Where is Israel Heading in Regards to Arabs?

Prof. As’ad Abdul Rahman

A majority of the Israeli/Jewish community is currently characterized by the ‘Jewish spirit’ associated with fanatical Zionist nationalism which fostered a culture of hatred against ‘the other’ regarding him as inferior. This took routs when Judaism turned from a religious creed to a Jewish one with hostile sentiments as clearly perceived in the policies of the government of Benjamin Netanyahu. Former Israeli cabinet minister Uri Savir better describes this government as “basically the opposite of everything, looking for conflict and dispute and is full of hatred and racism. It is a government of settlement (i.e. colonization) and annexation endangering Israel’s Jewish and democratic identity, isolating it from the world. The continuation of such a policy will lead us into a Greek tragedy”.

Increasing number of politicians, professors, journalists and observers have notices that Israel has moved at an accelerated pace towards the consolidation of fascism, racism and extremism within the Israeli society and the state institutions which may ensure the survival and continuity of the extreme right in power for years to come, which reflects on the Palestinian people in historic Palestine, both in the 1967 occupied territory and the Arab lands occupied in 1948. It is quite obvious that it is a state shifting quickly towards extremism and violence on a daily basis against all that is Palestinian, as if the Israeli man learns since his birth that death is equivalent to seeing a Palestinian breathes, and that killing him is not a significant matter. Currently a large proportion of the Israeli society is recklessly dealing (almost accepting) with the Israeli soldiers’ acts of discrimination, killing and torture against the Palestinian people. In this regard, Haaretz journalist Gideon Levy describes such a situation saying that “the state would be angry if a Jewish man is killed by security forces according to a pre-conceived ethnic/political categorization and if the victim is Ethiopian, the fuss is less, if he is Haredi (fanatic Jew) it will be louder. But if he was a settler, this would be the end of the world! Main headlines: An inquiry commission, a settlement outpost carrying his name in compensation and a day devoted to his memory defined in the law. But what a coincidence: the demonstrators that are shot and killed in Israel are always Arabs, as well as the thieves who are always shot and killed are almost Arabs. What an amazing coincidence!”

In this context, Israeli political analyst Chemi Shalev says that “crooks and instigators are leading the scene in the political arena and in social networks with the entire Israeli right behind them. It is no exaggeration to say that the moderate right-wingers who want to build bridges with the rest of the Israeli political spectrum (i.e. both the Palestinian Arabs and the Jewish secular/ liberal/ leftists) have been expelled from the arena and replaced by those who want to burn these bridges. They can be called neo-rightists, and their most prominent feature is the contempt for democracy, pluralism, freedom of expression, the rule of law and the principle of equality in human rights and values. They love the land of extremist nationalist Israel and bill as ‘self-hating Jews’ all the leftist, secular and other Israelis who hold on to what is left of the ‘democratic Jewish state’ slogan”.

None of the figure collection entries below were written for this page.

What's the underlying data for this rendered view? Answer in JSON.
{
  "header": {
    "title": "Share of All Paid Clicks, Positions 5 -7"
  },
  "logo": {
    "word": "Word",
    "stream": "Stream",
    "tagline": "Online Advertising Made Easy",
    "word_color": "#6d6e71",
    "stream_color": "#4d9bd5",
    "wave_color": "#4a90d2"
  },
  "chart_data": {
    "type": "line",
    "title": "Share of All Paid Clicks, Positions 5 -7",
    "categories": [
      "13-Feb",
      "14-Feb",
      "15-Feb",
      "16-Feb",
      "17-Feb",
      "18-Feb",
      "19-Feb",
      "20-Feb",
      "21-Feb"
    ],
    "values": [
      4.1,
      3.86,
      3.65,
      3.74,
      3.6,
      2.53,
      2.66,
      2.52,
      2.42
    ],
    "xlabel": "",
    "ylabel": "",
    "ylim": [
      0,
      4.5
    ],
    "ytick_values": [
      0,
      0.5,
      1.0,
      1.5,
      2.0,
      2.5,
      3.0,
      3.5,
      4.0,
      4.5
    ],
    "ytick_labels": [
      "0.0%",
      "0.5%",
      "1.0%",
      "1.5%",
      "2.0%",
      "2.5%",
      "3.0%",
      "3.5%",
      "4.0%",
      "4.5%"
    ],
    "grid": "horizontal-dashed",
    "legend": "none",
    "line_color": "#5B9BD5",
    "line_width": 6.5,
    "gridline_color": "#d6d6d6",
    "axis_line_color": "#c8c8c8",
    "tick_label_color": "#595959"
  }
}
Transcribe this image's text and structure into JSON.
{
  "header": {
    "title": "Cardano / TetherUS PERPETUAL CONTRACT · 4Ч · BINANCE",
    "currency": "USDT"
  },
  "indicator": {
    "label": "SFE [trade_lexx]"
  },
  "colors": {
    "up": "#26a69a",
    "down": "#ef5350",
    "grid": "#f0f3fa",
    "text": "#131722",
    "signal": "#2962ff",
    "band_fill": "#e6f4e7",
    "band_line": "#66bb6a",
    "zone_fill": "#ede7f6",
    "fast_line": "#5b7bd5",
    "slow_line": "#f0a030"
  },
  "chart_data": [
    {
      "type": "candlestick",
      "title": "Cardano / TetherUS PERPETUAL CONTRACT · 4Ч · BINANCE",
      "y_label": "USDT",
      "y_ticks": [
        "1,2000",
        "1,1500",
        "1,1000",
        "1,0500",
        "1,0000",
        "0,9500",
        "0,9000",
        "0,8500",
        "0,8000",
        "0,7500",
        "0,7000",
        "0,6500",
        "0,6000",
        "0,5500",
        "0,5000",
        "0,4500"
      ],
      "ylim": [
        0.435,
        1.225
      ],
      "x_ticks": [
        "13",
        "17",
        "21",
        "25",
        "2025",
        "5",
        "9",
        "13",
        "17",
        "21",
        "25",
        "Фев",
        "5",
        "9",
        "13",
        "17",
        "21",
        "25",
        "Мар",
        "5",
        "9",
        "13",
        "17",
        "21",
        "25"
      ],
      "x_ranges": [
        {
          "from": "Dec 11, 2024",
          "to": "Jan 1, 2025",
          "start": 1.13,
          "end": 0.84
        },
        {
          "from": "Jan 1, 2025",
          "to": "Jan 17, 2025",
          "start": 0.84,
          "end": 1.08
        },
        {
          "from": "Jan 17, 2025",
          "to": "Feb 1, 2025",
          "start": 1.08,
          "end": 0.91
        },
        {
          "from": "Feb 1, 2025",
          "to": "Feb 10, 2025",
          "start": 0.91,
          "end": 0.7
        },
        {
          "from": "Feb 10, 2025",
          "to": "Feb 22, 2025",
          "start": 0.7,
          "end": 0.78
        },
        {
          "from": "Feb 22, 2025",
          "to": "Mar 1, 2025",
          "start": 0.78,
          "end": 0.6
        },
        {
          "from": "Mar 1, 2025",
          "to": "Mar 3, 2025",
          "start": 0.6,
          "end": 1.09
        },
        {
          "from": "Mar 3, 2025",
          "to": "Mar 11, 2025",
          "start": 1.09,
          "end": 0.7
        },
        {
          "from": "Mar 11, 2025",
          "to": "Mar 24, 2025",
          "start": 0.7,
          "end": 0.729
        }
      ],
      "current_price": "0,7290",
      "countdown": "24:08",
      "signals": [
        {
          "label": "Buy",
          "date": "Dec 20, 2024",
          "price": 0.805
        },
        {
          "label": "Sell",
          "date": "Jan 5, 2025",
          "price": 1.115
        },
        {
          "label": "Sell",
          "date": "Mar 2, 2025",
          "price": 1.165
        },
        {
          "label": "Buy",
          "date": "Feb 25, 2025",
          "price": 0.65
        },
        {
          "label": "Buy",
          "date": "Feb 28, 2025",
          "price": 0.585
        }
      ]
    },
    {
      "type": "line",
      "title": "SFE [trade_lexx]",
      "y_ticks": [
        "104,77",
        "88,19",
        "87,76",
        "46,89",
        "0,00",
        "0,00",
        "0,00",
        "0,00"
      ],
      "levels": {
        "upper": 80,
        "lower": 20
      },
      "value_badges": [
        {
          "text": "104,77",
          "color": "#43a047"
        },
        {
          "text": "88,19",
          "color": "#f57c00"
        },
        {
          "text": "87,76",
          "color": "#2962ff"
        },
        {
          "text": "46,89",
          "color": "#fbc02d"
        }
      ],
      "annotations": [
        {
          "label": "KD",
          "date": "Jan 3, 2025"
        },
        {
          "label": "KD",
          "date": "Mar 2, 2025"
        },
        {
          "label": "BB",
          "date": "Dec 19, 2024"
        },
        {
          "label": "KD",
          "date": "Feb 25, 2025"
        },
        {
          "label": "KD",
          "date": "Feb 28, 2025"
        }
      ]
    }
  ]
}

In his view, journalist Zeev Sternhell believes that “in the reality of Israel, many are trying to push human rights to the margin on the pretext that they belong to the field of law, while the occupation is a political issue, throwing dust in the eyes seeking to turn human rights to an open subject of negotiations between the two parties, such as the issue of borders, instead of regarding it as a matter of significance to our human personality. This is what can be said to a Palestinian who is subject to a harsh colonial regime and whose rights are crushed by force every day; everything is tied to negotiations, even if it continues for decades”. Sternhell goes on to say that “if we, the Israelis, have human rights, we do not have the right to deprive Palestinians of them with whom we have a national struggle or in a war with them over division of the land. Power supremacy does not produce better rights. It can create facts but not values”.

“Israel continues to shift to the right”, says Shabtai Shavit, former director general of the Mossad between1989-1996 and “continues to develop settlements and impose law on the West Bank with the aim of annexing it. Israel is expected to be defined as an apartheid state and will be faced with boycotts and sanctions. Then the military threat will increase and (terrorist) acts from the territories and Gaza will be heightened”.

What is currently going on in Israel reflects a general governmental, institutional and popular direction. The right wing leaders in the state institutions along with its majority of extremists and colonialists/settlers are fighting to suppress the Palestinians as if they were in a competition amongst them on who leads the right-wing camp. Each time this competition takes place at the expense of the Palestinians and their rights, whether in the land confiscation law or through the enactment of hundreds of laws and legislation that deepen the roots of occupation and Judaization, legalize colonialism/settlement and pave the way to establish a racist fascist regime.